Su expresión permaneció irritantemente tranquila. —Preguntaste dónde y cómo. Respondí.
Apreté la mandíbula.
Técnicamente, lo había hecho.
Apenas.
Cientos de réplicas pasaron por mi mente. Algunas de ellas implicaban lanzar mi taza casi vacía directamente a su cabeza perfectamente compuesta.
No lo hice.
Mis manos permanecieron firmemente pegadas a mi regazo, con los dedos aferrándose a la tela de mi ropa.
—Disfrutas esto —acusé rotundamente.
—Un poco —admitió sin vergüenza.
Dejé escapar un suspiro por la nariz. —Acabas de ganar este ridículo juego de preguntas y respuestas… otra vez.

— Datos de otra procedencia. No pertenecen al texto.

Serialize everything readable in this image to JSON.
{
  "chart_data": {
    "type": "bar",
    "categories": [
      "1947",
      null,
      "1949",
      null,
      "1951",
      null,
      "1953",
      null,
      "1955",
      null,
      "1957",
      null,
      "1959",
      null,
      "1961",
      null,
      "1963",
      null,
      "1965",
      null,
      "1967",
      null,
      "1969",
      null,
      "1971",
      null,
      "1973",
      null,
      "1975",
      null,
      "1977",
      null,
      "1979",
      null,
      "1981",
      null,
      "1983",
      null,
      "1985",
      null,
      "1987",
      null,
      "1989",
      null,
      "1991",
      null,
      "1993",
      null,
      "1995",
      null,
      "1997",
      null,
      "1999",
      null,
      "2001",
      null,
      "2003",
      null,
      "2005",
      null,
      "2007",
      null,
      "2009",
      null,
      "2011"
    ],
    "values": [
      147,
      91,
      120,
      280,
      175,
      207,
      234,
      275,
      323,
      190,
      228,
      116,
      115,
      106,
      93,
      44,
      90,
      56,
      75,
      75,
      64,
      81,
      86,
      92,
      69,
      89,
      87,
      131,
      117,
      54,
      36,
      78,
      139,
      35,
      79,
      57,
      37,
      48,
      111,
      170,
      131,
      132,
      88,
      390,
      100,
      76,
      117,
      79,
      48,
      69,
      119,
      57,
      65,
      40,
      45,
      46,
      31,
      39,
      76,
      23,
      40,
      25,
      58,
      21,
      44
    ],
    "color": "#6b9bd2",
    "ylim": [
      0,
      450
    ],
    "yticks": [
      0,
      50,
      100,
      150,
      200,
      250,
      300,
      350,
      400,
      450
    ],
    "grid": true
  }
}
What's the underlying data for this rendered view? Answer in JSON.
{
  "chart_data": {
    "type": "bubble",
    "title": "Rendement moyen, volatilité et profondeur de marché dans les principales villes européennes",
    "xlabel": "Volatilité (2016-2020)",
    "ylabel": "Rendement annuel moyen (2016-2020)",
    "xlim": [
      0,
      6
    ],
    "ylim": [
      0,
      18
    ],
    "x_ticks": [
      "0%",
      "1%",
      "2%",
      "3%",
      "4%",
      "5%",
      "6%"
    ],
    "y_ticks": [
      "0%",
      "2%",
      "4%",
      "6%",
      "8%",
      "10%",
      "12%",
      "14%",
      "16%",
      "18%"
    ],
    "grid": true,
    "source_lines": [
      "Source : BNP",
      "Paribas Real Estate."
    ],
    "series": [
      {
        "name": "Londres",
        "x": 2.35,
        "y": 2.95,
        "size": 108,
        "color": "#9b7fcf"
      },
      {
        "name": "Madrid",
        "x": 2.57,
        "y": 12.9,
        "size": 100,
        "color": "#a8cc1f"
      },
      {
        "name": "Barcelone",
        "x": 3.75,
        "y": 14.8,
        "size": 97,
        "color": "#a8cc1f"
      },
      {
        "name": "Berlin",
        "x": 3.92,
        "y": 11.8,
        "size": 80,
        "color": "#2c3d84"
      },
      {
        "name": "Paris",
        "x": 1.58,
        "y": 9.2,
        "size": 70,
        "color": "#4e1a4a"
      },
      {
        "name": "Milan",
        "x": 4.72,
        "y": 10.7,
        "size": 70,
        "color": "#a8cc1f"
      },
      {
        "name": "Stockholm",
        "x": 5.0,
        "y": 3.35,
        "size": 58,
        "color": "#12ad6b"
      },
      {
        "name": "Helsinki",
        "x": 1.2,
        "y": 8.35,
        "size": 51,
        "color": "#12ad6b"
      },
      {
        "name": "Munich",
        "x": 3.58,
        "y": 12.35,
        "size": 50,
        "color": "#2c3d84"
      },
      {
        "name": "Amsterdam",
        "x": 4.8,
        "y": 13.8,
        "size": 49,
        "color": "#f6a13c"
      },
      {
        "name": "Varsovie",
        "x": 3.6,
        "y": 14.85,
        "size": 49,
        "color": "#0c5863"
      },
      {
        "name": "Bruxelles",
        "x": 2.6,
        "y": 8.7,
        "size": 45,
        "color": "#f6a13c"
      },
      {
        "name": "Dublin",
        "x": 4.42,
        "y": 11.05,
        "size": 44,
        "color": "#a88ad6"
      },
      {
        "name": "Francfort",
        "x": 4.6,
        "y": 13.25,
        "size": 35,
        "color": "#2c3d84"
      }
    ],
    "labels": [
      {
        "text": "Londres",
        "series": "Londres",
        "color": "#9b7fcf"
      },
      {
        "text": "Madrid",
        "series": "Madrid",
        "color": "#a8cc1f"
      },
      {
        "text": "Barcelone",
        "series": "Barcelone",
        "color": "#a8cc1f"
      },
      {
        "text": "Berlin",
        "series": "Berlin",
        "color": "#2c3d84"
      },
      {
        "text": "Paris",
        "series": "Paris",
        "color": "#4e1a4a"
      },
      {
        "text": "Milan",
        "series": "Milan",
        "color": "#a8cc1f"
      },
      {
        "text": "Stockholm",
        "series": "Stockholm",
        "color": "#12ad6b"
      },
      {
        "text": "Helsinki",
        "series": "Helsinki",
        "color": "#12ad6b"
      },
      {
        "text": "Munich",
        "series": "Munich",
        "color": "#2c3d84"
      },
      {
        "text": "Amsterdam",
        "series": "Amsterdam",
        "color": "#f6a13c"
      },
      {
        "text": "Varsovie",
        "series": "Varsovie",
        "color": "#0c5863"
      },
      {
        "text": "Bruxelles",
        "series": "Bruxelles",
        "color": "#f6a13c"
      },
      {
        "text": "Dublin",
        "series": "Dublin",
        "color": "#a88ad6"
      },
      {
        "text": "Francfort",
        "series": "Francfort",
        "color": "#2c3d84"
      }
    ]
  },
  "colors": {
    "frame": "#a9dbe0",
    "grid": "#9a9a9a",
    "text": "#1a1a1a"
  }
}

Su sonrisa se profundizó, lenta y deliberada. —Los juegos implican suerte —dijo—. Esto fue estrategia.
Casi… casi… puse los ojos en blanco.
—¿Así que eso es todo? —insistí—. ¿Me dices que las respuestas existen, pero no dónde encontrarlas?
—Sí —dijo, dejando su taza a un lado una vez más. Luego se inclinó ligeramente hacia adelante, apoyando los codos en sus rodillas—. A menos que demuestres que estás desesperada por saber el nombre del libro ahora mismo… y no quieras esperar hasta el próximo Sábado.
Me tensé. —¿Qué quieres?
Su sonrisa se volvió más afilada. —Puedo decirte el nombre del libro ahora mismo… con una condición.